3-27 演技じゃない本当の気持ち
手錠が外されて、はれて〝自由〟になったあと。
俺は急いで着替えをし、ホテルの部屋を出た。
長い廊下を進んで。
ひとつしかないエレベーターの前でボタンを押すと、すぐに扉は開いた。
そういやこの階専用のエレベーターだったな、と俺はあらためてこの場所の異質さを思い出す。
すべてのものが、俺にとっては非現実だった。
夢の中よりも豪勢な世界。
きっと、このエレベーターに乗って。
現実へと帰ってしまえば――。
こんな世界に俺は二度と、足を踏み入れることはできないだろう。
一度でも外に出てしまえば――
俺の人生じゃ二度と関わることはできない場所だろう。
それでも。
「後悔はひとつもないさ」
俺はもう、夢に惑わされずに。
どこまでも現実を生きると決めている。
それこそ――俺の夢を現実に変えてやる。
そうやって生きる覚悟を、俺は決めた。
「……ふう」
ひとつ伸びをして。
目の前の、現実世界へと繋がるエレベーターへと。
一歩。踏み出そうとした瞬間に。
「待って!」
うしろをついてきていたリリアに。
声をかけられた。
「……ユート」
リリアは俺のそばまで寄ってきて。
その彫刻みたいな腕を、俺の身体に回そうとしたが――やめる。
宙に浮いた手を誤魔化すように背後に隠して。
一歩。あとずさった。
「なんでもない。ごめんね」
「なにを謝るんだ。しかし……これで本当によかったのか?」
「え?」
「練習だよ」
「……あ」
そう。御伽乃リリアとの恋の練習は、これにて終幕だ。
最高峰女優を前にして、恋愛初心者の俺で本当に良かったのか……今でも不安は尽きないが。

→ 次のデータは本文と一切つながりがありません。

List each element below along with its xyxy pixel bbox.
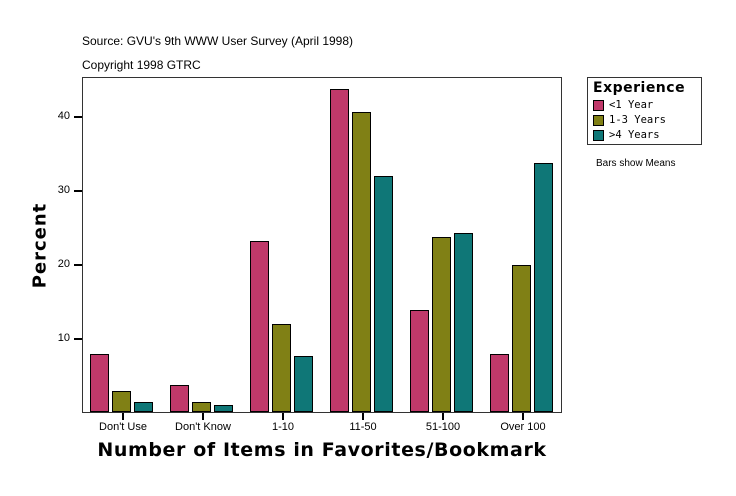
x-tick-label: Don't Know xyxy=(175,421,231,433)
legend-swatch-icon xyxy=(593,129,604,141)
x-tick-label: Don't Use xyxy=(99,421,147,433)
x-tick xyxy=(202,413,204,420)
x-tick xyxy=(282,413,284,420)
bar xyxy=(294,356,313,412)
bar xyxy=(432,237,451,412)
bar xyxy=(512,265,531,412)
copyright-text: Copyright 1998 GTRC xyxy=(82,58,201,72)
plot-area xyxy=(82,77,562,413)
legend-title: Experience xyxy=(593,80,686,96)
x-tick xyxy=(122,413,124,420)
x-tick-label: 1-10 xyxy=(271,421,295,433)
legend: Experience <1 Year 1-3 Years >4 Years xyxy=(587,77,702,145)
legend-item: <1 Year xyxy=(593,98,653,112)
x-tick-label: 11-50 xyxy=(349,421,377,433)
source-text: Source: GVU's 9th WWW User Survey (April… xyxy=(82,34,354,48)
bar xyxy=(112,391,131,412)
y-tick xyxy=(74,264,82,266)
bar xyxy=(534,163,553,412)
legend-swatch-icon xyxy=(593,99,604,111)
x-tick xyxy=(442,413,444,420)
legend-item: 1-3 Years xyxy=(593,113,666,127)
legend-swatch-icon xyxy=(593,114,604,126)
x-tick xyxy=(362,413,364,420)
bar xyxy=(90,354,109,412)
bar xyxy=(272,324,291,412)
bar xyxy=(490,354,509,412)
bar xyxy=(454,233,473,412)
y-axis-title: Percent xyxy=(29,202,51,289)
bar xyxy=(214,405,233,412)
bar xyxy=(374,176,393,412)
y-tick-label: 30 xyxy=(57,184,70,196)
y-tick-label: 20 xyxy=(57,258,70,270)
y-tick xyxy=(74,190,82,192)
legend-item: >4 Years xyxy=(593,128,660,142)
x-axis-title: Number of Items in Favorites/Bookmark xyxy=(97,439,547,461)
y-tick-label: 40 xyxy=(57,110,70,122)
bar xyxy=(250,241,269,412)
bars-note: Bars show Means xyxy=(596,158,676,169)
x-tick-label: 51-100 xyxy=(425,421,461,433)
y-tick xyxy=(74,116,82,118)
bar xyxy=(352,112,371,412)
y-tick-label: 10 xyxy=(57,332,70,344)
y-tick xyxy=(74,338,82,340)
bar xyxy=(330,89,349,412)
bar xyxy=(192,402,211,412)
x-tick-label: Over 100 xyxy=(500,421,546,433)
bar xyxy=(410,310,429,412)
bar xyxy=(170,385,189,412)
x-tick xyxy=(522,413,524,420)
bar xyxy=(134,402,153,412)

いずれにせよ、夢の世界の恋愛から解放されるのはリリアも同じだ。俺たちを繋ぎ止めていたものはこれでなくなる。
「オーディション、受かるといいな」
俺は親指を立てて言ってやる。
「うん。今までありがと♡ すっごく良い練習になったよ」
リリアは最後に完璧な笑顔を向けてくれた。
「ユート――いってらっしゃい」
「ああ。――いってくる」
エレベーターの扉が、舞台の幕みたいに閉まった。
♡ ♡ ♡
エレベーターの扉が、舞台の幕みたいに閉まって。
御伽乃リリアはホテル最上階のフロアに取り残された。
はあ、と彼女は息を吐いて。
靴の裏でふさふさと毛の長い床の絨毯をこする。
もう一度エレベーターに目をやる。けれど。
その扉が開くことは、もうない。
リリアには、それがいやというほど分かっている。
「あーあ……筋書きのない、現実の恋って難しいな」
リリアはつぶやきながら、ポケットからスマホを取り出した。
「これ以上、どうやったら恋愛成就になってたのか――恋愛初心者のボクにはさっぱりわからないや」
スマホのケースには、ひとつのキーホルダーがぶら下がっていた。
最新式のスマホには不釣り合いにもみえる、古びたキャラクターもののキーホルダーだった。
「…………」
御伽乃リリアは。
それをぎゅうと握りしめて。
消え入りそうな声でつぶやいた。
「――やっと、初恋のきみに会えたと思ったのに――」
――お前の恋の演技はホンモノじゃない。ニセモノだ。
演出家がオーディションで自らに吐き捨てた言葉を思い出す。
「そんなのは当たり前だよ」とリリアはつぶやく。「だって、ボクにとってのホンモノの恋愛は――どうしよもなくきみとだけだったんだもん」
ぽたり。リリアの頬から水滴がこぼれた。
地面に落ちたそれは、黒い絨毯へと。
なにもなかったかのように吸い込まれて。消える。それでも。
ぽたり。ぽたり。
やがて止まらなくなった雫は。
決壊して。
「う、あ、ああああああああああああああああああっ……!!」
少女は地面へと、慟哭とともに崩れ落ちた。
それは、世界一の偶像がはじめて流した――
演技ではない、ホンモノの涙だった。